Abstract:
Despite the ongoing efforts in turbulence research, the universal properties
of the turbulence small-scale structure and the relationships between small-
and large-scale turbulent motions are not yet fully understood. The visually
guided exploration of turbulence features, including the interactive
selection and simultaneous visualization of multiple features, can further
progress our understanding of turbulence. Accomplishing this task for flow
fields in which the full turbulence spectrum is well resolved is challenging
on desktop computers. This is due to the extreme resolution of such fields,
requiring memory and bandwidth capacities going beyond what is currently
available. To overcome these limitations, we present a GPU system for
feature-based turbulence visualization that works on a compressed flow field
representation. We use a wavelet-based compression scheme including
run-length and entropy encoding, which can be decoded on the GPU and embedded
into brick-based volume ray-casting.
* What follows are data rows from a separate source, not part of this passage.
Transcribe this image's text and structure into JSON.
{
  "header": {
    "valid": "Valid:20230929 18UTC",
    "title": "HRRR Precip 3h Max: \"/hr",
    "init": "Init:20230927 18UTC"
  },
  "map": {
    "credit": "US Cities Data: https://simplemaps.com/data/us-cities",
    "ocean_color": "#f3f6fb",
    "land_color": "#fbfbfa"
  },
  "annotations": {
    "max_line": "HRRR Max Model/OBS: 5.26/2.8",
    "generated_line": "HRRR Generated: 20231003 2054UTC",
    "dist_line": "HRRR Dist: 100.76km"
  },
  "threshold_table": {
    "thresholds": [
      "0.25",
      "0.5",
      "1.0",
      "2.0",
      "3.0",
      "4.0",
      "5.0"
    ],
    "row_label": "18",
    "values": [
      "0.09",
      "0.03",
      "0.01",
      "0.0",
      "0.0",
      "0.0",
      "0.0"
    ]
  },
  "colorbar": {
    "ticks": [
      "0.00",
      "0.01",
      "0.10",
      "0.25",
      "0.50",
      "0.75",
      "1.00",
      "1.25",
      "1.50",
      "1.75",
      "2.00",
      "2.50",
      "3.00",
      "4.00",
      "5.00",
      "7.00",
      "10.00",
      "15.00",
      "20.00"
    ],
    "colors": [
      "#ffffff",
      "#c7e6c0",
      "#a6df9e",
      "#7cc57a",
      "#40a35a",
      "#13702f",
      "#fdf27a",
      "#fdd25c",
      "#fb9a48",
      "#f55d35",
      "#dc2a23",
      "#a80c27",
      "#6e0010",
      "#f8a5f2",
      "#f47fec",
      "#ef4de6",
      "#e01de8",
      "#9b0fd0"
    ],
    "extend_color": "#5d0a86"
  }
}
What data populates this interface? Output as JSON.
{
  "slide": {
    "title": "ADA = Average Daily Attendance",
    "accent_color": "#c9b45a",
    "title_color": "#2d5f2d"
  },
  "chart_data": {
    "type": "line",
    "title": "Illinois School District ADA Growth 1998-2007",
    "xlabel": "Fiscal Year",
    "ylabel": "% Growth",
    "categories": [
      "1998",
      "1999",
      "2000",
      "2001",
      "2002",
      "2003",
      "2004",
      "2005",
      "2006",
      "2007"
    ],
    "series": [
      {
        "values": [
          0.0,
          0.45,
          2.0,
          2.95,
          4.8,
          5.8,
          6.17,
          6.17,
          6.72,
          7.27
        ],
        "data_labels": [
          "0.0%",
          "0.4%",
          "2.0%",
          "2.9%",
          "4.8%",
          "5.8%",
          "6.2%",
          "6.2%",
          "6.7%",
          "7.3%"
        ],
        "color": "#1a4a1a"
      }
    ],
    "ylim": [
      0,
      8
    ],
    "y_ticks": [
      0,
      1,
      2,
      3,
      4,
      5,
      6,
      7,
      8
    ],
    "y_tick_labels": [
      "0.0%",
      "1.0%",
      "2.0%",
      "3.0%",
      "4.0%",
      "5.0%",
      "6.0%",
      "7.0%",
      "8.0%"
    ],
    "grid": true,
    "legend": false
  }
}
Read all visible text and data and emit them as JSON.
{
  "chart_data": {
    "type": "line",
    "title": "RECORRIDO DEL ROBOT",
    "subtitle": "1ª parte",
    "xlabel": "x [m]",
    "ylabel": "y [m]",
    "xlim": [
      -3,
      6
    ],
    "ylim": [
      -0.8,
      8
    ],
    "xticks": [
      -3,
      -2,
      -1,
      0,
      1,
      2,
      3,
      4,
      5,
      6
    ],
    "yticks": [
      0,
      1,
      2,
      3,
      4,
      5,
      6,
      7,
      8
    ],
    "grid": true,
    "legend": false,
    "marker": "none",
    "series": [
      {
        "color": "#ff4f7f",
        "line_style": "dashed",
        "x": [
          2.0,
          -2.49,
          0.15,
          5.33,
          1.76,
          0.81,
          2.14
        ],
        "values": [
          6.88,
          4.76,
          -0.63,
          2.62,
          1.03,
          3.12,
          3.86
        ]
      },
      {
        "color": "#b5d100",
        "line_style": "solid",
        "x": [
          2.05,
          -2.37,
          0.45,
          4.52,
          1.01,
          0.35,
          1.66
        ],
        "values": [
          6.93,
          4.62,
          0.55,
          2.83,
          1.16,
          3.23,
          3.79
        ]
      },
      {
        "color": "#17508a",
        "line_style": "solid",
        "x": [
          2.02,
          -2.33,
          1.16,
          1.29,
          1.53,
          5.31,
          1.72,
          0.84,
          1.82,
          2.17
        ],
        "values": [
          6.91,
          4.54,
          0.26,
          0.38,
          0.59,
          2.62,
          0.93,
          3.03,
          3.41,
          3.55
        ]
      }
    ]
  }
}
This enables a drastic reduction of the
data to be streamed from disk to GPU memory. Our system derives turbulence
properties directly from the velocity gradient tensor, and it either renders
these properties in turn or generates and renders scalar feature volumes. The
quality and efficiency of the system is demonstrated in the visualization of
two unsteady turbulence simulations, each comprising a spatio-temporal
resolution of 10244. On a desktop computer, the system can visualize each
time step in 5 seconds, and it achieves about three times this rate for the
visualization of a scalar feature volume.